Calmcode - bad labels: disagreement

Finding Bad Labels using Model Disagreement

1 2 3 4 5 6 7 8

Instead of using proba values, you can also calculate the disagreement between a model prediction and the label as a proxy for label confidence.

You can confirm how often the data and the model disagree via;

df.loc[lambda d: d['excitement'] != pipe.predict(X)].shape
# (5315, 37)

In our case, 5315 examples is a bit much to go through, so we used a function to sort these cases. The idea is to sort by confidence value for the correct label. If this confidence value is low, the model disagrees with the training data. This can be an indication of a bad label.

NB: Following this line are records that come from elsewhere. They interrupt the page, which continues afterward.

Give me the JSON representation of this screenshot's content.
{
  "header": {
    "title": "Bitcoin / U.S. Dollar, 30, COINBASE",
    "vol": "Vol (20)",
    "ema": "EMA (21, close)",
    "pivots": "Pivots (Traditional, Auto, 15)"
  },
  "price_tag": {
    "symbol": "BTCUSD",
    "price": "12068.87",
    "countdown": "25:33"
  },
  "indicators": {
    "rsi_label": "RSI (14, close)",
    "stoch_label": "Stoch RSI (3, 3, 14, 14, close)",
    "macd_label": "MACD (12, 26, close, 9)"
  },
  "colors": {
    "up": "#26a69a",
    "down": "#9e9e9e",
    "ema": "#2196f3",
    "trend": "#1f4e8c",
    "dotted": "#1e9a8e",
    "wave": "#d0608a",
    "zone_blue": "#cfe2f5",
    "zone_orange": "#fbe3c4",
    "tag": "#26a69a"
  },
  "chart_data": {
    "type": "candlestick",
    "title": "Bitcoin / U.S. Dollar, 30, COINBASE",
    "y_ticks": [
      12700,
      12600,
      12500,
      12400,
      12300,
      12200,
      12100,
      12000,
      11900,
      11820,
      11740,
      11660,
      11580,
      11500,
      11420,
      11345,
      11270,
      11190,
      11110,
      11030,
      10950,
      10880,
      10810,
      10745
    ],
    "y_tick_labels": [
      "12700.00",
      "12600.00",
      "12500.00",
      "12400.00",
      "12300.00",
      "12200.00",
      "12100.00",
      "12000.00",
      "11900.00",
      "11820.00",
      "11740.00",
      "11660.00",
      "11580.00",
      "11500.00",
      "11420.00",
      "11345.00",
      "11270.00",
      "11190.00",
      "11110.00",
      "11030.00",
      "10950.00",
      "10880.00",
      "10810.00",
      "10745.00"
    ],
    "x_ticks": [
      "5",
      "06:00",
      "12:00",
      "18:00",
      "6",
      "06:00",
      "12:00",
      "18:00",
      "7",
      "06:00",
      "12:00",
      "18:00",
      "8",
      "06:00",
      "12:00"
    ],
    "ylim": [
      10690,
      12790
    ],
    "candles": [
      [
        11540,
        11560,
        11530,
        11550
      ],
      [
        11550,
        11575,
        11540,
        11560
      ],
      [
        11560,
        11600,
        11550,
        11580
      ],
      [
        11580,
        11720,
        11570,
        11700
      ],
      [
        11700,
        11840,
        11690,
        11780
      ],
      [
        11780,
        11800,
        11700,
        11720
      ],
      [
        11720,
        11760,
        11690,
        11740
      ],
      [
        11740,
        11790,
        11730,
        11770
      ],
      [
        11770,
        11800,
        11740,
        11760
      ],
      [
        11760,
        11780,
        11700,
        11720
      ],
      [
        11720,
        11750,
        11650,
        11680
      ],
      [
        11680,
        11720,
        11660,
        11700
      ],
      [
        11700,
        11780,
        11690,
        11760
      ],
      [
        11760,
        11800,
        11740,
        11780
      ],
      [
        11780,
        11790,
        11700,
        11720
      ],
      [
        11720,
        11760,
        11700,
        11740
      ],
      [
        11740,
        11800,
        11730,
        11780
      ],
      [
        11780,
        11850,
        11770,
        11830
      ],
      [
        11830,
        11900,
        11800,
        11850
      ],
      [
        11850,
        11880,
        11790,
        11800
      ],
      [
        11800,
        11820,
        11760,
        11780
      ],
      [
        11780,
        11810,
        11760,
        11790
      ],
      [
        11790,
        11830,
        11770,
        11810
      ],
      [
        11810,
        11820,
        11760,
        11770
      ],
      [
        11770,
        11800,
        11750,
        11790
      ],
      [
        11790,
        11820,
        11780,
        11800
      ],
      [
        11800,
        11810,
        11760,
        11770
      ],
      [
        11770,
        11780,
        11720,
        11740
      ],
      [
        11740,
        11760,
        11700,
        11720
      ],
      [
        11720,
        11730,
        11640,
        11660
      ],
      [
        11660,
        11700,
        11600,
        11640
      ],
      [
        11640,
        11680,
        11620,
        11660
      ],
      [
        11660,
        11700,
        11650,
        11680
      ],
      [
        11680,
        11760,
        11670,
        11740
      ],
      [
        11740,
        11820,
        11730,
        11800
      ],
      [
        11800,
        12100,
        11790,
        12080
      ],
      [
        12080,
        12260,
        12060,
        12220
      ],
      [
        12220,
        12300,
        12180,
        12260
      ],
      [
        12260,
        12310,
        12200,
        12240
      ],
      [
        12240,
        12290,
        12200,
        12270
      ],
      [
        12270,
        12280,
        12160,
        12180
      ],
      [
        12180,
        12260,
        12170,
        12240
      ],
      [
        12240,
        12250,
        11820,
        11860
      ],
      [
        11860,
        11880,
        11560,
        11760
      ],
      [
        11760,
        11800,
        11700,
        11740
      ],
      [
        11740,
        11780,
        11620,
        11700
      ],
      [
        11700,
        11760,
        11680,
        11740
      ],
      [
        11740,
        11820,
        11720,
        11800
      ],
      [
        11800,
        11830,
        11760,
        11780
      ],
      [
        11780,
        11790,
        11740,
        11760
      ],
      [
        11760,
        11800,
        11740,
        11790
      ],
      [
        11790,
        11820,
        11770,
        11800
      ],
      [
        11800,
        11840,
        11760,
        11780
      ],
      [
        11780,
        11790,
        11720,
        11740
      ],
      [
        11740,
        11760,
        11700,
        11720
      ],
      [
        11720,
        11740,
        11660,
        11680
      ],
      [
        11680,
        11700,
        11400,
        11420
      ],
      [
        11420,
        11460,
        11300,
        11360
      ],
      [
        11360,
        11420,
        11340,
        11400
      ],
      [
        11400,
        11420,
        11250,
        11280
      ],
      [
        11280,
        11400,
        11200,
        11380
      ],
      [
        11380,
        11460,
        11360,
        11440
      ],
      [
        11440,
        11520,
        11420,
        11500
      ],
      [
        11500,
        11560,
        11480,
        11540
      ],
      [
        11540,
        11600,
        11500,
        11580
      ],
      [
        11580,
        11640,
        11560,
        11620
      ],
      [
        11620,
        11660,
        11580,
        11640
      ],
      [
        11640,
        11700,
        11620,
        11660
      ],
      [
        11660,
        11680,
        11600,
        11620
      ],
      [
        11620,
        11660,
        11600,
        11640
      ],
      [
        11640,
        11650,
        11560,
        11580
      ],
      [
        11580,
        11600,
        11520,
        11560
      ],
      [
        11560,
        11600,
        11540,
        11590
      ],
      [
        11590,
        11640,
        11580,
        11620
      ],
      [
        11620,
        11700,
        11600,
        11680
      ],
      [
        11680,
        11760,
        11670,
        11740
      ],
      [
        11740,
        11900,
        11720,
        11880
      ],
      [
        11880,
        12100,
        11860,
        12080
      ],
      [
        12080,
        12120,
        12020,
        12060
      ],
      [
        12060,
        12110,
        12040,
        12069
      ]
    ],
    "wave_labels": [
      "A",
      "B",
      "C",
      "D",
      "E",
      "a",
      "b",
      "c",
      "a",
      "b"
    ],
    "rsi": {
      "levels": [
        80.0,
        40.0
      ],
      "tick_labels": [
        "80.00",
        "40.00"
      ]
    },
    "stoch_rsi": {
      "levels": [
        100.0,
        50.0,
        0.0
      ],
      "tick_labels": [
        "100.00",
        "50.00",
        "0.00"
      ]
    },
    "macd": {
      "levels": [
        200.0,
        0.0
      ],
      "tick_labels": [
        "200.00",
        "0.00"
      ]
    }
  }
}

Here's the implementation we used for the confidence measure.

def correct_class_confidence(X, y, mod):
    """
    Gives the predicted confidence (or proba) associated
    with the correct label `y` from a given model.
    """
    probas = mod.predict_proba(X)
    values = []
    for i, proba in enumerate(probas):
        proba_dict = {mod.classes_[j]: v for j, v in enumerate(proba)}
        values.append(proba_dict[y[i]])
    return values

And here's where we use said function to sort for values;

(df
  .assign(confidence=correct_class_confidence(X, y, pipe))
  .loc[lambda d: pipe.predict(d['text']) != d['excitement']]
  [['text', 'excitement', 'confidence']]
  .sort_values("confidence")
  .loc[lambda d: d['excitement'] == 0]
  .head(20))

Here's a list of examples we found that were poorly labelled;

  • I am inexplicably excited by [NAME]. I get so excited by how he curls passes
  • Omg this is so amazing ! Keep up the awesome work and have a fantastic New Year !
  • Hey congrats!! That's amazing, you've done such amazing progress! Hope you have a great day :)

These were all in the top 10. Clearly there's some data missing.